The door opened. He stepped inside. Soft tread. Lowered gaze. Gentle presence that shifted the temperature of the entire room.
And the strangest thing happened—the cold vanished.
The office felt warmer.My shoulders loosened.My breath softened.
Just from him being here.
"Sir," Renji said, bowing slightly, "HR told me to ask if you need anything before we begin the scheduled meeting."
He lifted his head.
Our eyes met.
The world narrowed.
Everything else fell away.
A strange pull—some invisible thread—tightened between us, both terrifying and magnetic. I shouldn’t feel this. I don’t even know him.
But...
"...Come here," I said before thinking.
Renji blinked. "Sir?"
I composed myself. "I’ll explain your tasks for the next morning."
He stepped closer.
Too close. Close enough that my heartbeat faltered. The ache behind my temple throbbed again. Images burst across my mind—a man crying against my chest.
A kiss pressed to a forehead.A voice whispering:
"You’re my everything...my love."
I clenched my jaw.
None of these memories belonged to me. But my body reacted as if they did. As if they were fragments of a life I lived in another time.
Another world.
Another name.
I forced my gaze to the documents.
"Let’s begin, Renji."
He nodded, taking notes—quiet, diligent, patient. He stood close enough that I could feel the warmth radiating off him.
The warmth eased something deep inside me.
And yet—a quiet truth pressed against my ribs:
Something inside me knows him. Something inside me remembers him. And I don’t know why.
But I would find out.
Even if it means keeping him close—too close for any logical boundary to justify.
Renji scanned the document in his hands, voice soft but clear. "Sir, today you have a dinner meeting with a foreign client. At a traditional restaurant."
"Yes. I remember." My response was automatic. My eyes, however, drifted to him.

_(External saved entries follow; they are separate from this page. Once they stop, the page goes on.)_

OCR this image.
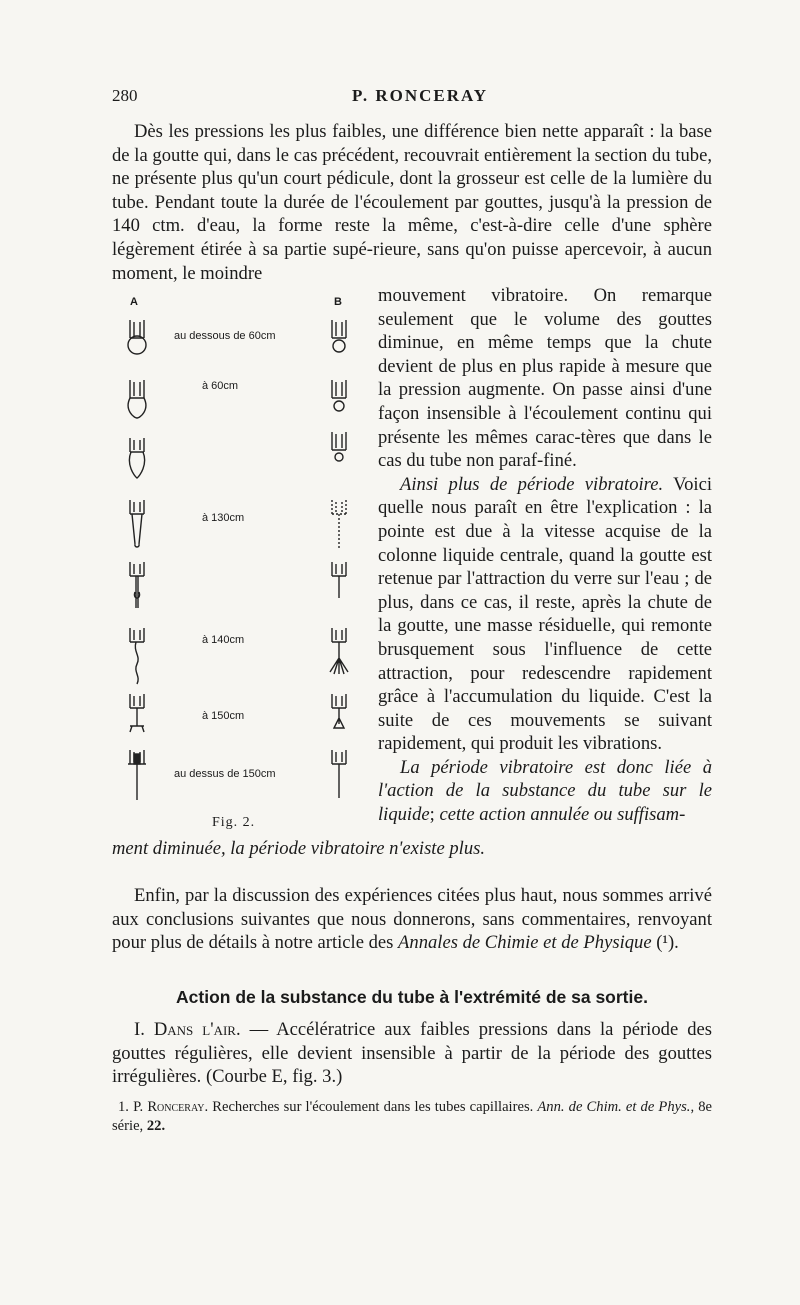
280	P. RONCERAY

Dès les pressions les plus faibles, une différence bien nette apparaît : la base de la goutte qui, dans le cas précédent, recouvrait entièrement la section du tube, ne présente plus qu'un court pédicule, dont la grosseur est celle de la lumière du tube. Pendant toute la durée de l'écoulement par gouttes, jusqu'à la pression de 140 ctm. d'eau, la forme reste la même, c'est-à-dire celle d'une sphère légèrement étirée à sa partie supé-rieure, sans qu'on puisse apercevoir, à aucun moment, le moindre

A	B
au dessous de 60cm
à 60cm
à 130cm
à 140cm
à 150cm
au dessus de 150cm
Fig. 2.

mouvement vibratoire. On remarque seulement que le volume des gouttes diminue, en même temps que la chute devient de plus en plus rapide à mesure que la pression augmente. On passe ainsi d'une façon insensible à l'écoulement continu qui présente les mêmes carac-tères que dans le cas du tube non paraf-finé.

Ainsi plus de période vibratoire. Voici quelle nous paraît en être l'explication : la pointe est due à la vitesse acquise de la colonne liquide centrale, quand la goutte est retenue par l'attraction du verre sur l'eau ; de plus, dans ce cas, il reste, après la chute de la goutte, une masse résiduelle, qui remonte brusquement sous l'influence de cette attraction, pour redescendre rapidement grâce à l'accumulation du liquide. C'est la suite de ces mouvements se suivant rapidement, qui produit les vibrations.

La période vibratoire est donc liée à l'action de la substance du tube sur le liquide; cette action annulée ou suffisam-

ment diminuée, la période vibratoire n'existe plus.

Enfin, par la discussion des expériences citées plus haut, nous sommes arrivé aux conclusions suivantes que nous donnerons, sans commentaires, renvoyant pour plus de détails à notre article des Annales de Chimie et de Physique (¹).

Action de la substance du tube à l'extrémité de sa sortie.

I. Dans l'air. — Accélératrice aux faibles pressions dans la période des gouttes régulières, elle devient insensible à partir de la période des gouttes irrégulières. (Courbe E, fig. 3.)

1. P. Ronceray. Recherches sur l'écoulement dans les tubes capillaires. Ann. de Chim. et de Phys., 8e série, 22.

Before I could stop myself, the words slipped out:
"...Can you tolerate alcohol, Renji?"
He froze.
His fingers tightened around the paper, and he looked up with a startled flinch. "I... cannot, sir. I apologize—"
"There’s no need to apologize," I cut in sharply.
Too sharply.
He lowered his head quickly, but I wasn’t irritated. Not at him. At myself.
I sighed and forced my tone to be calmer. "Sometimes foreign clients drink more than expected. You simply need to accompany me."
He nodded. "Of course, sir."
"And I can drink for you. No need to except any alcohol from them—"
I stopped.
My jaw clenched. Renji’s eyes widened slightly. His confusion was unmistakable—gentle, innocent, almost hurt.
Why... why did I say that?
To a brand-new assistant? To someone I should be strict with? To someone who is nothing but an employee?
But he isn’t nothing.
He isn’t just an assistant.
My instinct keeps moving toward him—softening. I straightened, the mask dropping back into place.
"You will be driving me back," I said abruptly, my tone colder to cover the slip.
"...Of course."
His smile was small—polite—but I caught it. Disappointment. A faint, flickering disappointment that struck me harder than it should have.
I looked away quickly and handed him another file. "Call the finance team and inform them I need the last five years’ documents on my desk by tomorrow morning."
He blinked. "B—By tomorrow, sir?"
"Yes."
There was no room for negotiation in my tone, yet he nodded without complaint—without hesitation.
"I’ll inform them immediately."
He bowed and turned to leave. His footsteps were soft—so soft I almost didn’t hear them.
But I felt them. Something in me tugged painfully as he reached the door, as if strings tied inside my chest pulled taut.
Then the door closed behind him.
Silence dropped over the room.
I sank back in my chair, hand lifting to my temple, pressing into the familiar ache that never quite left me.
"My instincts..." I whispered, breath unsteady. "...they go soft around him."
Soft, protective, tender. Words I never associated with myself. Words no one would label me with. Words that should have been impossible.
Everything around me—a CEO’s office, a life of structure, a family of expectations—felt solid.
But he felt familiar.
And everything inside me was confusion.
I closed my eyes.
And the ache in my chest deepened.
Why him?
Why do I feel this?
Why does he look at me like he’s already lost me once?
I exhaled slowly.
Something is happening to me. Something old. Something I’ve forgotten.
And whatever it is—Renji Takeda holds the key.